The problems described above lead us to develop the Ddt (Domain Debug Tools) package. This package allows the verification of the coherence of sub-sets of the database, both syntactically and semantically. Most known errors are detected by Ddt. Therefore, this package can play an important role helping DNS administrators. Besides this, it also allows the production of several statistics over the DNS data, as for example hosts per domain, more popular names, etc.
The Ddt package is a set of commands working over zone files, cached locally. We took this option because it allows an efficient analisys of the coherence of a set of zones. This is the only way some errors can be detected. Furthermore, it is much more efficient to work over local data than querying servers on line. When the connections aren't good enough, as is in our situation, this is the only realistic alternative. Zone files may be outdated when they are analyzed, however, even if the servers were queried on line, it is also possible to face a similar situation. This means that working over cached data is really the only correct alternative.
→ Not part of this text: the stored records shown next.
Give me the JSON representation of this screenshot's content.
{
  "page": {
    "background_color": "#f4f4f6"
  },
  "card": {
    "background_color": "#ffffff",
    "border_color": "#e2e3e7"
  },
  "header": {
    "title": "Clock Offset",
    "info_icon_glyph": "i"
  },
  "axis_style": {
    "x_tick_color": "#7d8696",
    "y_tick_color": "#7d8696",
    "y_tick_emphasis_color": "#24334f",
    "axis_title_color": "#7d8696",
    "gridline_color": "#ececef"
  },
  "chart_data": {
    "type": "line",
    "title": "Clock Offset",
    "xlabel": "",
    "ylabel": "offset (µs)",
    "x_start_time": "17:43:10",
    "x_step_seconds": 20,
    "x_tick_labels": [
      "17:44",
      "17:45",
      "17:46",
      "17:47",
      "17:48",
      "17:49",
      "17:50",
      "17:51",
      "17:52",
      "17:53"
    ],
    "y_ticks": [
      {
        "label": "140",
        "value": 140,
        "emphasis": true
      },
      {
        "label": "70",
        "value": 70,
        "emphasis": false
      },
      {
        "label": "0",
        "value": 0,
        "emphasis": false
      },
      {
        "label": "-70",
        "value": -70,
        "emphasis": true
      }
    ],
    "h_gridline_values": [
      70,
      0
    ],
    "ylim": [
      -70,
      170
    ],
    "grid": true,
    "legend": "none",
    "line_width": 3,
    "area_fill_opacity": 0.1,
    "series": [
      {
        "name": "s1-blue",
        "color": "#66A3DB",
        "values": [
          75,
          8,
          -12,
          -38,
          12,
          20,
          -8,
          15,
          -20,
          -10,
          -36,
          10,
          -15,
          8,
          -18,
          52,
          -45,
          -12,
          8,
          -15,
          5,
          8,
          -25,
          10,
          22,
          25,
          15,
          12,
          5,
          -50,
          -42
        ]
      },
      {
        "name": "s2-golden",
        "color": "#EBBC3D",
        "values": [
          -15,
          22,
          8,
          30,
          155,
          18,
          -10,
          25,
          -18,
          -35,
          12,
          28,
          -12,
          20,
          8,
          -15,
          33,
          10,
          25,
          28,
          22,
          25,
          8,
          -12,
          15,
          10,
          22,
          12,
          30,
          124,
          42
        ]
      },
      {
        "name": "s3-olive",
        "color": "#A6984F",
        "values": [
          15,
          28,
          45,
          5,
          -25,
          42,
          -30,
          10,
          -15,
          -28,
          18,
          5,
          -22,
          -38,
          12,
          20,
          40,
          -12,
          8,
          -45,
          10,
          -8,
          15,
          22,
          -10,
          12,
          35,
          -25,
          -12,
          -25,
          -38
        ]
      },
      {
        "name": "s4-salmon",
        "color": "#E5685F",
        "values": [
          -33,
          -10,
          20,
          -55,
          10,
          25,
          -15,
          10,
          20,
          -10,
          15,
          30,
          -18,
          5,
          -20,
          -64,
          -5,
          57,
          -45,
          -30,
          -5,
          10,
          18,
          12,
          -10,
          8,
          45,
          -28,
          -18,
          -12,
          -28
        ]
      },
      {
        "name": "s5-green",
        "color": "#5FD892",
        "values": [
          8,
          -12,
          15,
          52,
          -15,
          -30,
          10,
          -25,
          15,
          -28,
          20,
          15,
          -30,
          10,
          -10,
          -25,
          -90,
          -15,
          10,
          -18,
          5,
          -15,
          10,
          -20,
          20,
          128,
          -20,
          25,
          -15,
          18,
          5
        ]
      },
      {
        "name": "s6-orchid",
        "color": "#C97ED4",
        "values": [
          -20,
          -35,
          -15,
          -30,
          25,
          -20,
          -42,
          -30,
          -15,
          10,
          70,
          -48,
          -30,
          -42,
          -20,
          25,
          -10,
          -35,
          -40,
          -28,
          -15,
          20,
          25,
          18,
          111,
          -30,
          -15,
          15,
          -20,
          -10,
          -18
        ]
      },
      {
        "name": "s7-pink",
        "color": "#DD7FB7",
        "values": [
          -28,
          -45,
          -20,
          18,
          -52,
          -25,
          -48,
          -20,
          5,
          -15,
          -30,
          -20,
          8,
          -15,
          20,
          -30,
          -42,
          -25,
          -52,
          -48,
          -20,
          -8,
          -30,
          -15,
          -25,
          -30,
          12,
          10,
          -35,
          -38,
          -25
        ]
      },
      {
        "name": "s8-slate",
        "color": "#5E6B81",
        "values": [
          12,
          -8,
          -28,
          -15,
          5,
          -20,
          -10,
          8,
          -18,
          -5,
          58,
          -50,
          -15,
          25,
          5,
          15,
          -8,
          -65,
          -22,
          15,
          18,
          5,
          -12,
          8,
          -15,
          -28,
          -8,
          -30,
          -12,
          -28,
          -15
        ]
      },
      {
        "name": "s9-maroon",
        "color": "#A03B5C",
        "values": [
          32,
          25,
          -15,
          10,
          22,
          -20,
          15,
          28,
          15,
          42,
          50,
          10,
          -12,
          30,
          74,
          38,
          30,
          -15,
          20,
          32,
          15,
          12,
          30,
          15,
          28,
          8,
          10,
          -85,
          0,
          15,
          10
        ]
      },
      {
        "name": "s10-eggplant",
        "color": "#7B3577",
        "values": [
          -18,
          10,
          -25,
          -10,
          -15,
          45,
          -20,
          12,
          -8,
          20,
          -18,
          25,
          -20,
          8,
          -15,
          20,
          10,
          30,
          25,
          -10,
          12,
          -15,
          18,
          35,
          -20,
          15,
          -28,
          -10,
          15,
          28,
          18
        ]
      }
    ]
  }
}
In order to debug and test the effectiveness of Ddt, we have run a full test over a sub-set of the DNS database, mostly concerning the European countries. During the week from April 13th to April 20th we cached in our site almost all the european zone files and ran an extensive analysis of this data. This allowed us to obtain some conclusions about the most usual errors, as well as some interesting results about the several ``cultures'' used by DNS administrators in the different countries, etc. Furthermore, this analysis allowed us to discover several paradigmatic errors. Some are simply ``curious or funny'', however, some are dangerous and should be quickly corrected. Some of those results take the form of statistics tables.
The reader should be aware of the fact that the examples shown are real ones. Some of them have been corrected since the data used for the analysis has been cached however, they were present in the european DNS the night of the 14th April 1992.
This paper presents our work and the results obtained during the analysis of the european DNS data. Sections 2 and 3 present an introduction to the DNS as well as the rational behind DNS administration and the reasons that provided motivation for building Ddt. Section 4, named ``European DNS culture and folklore'', presents the results we got while analysing the european DNS data. Finally, section 5 closes the paper with some remarks about the limits of Ddt as well as some open issues.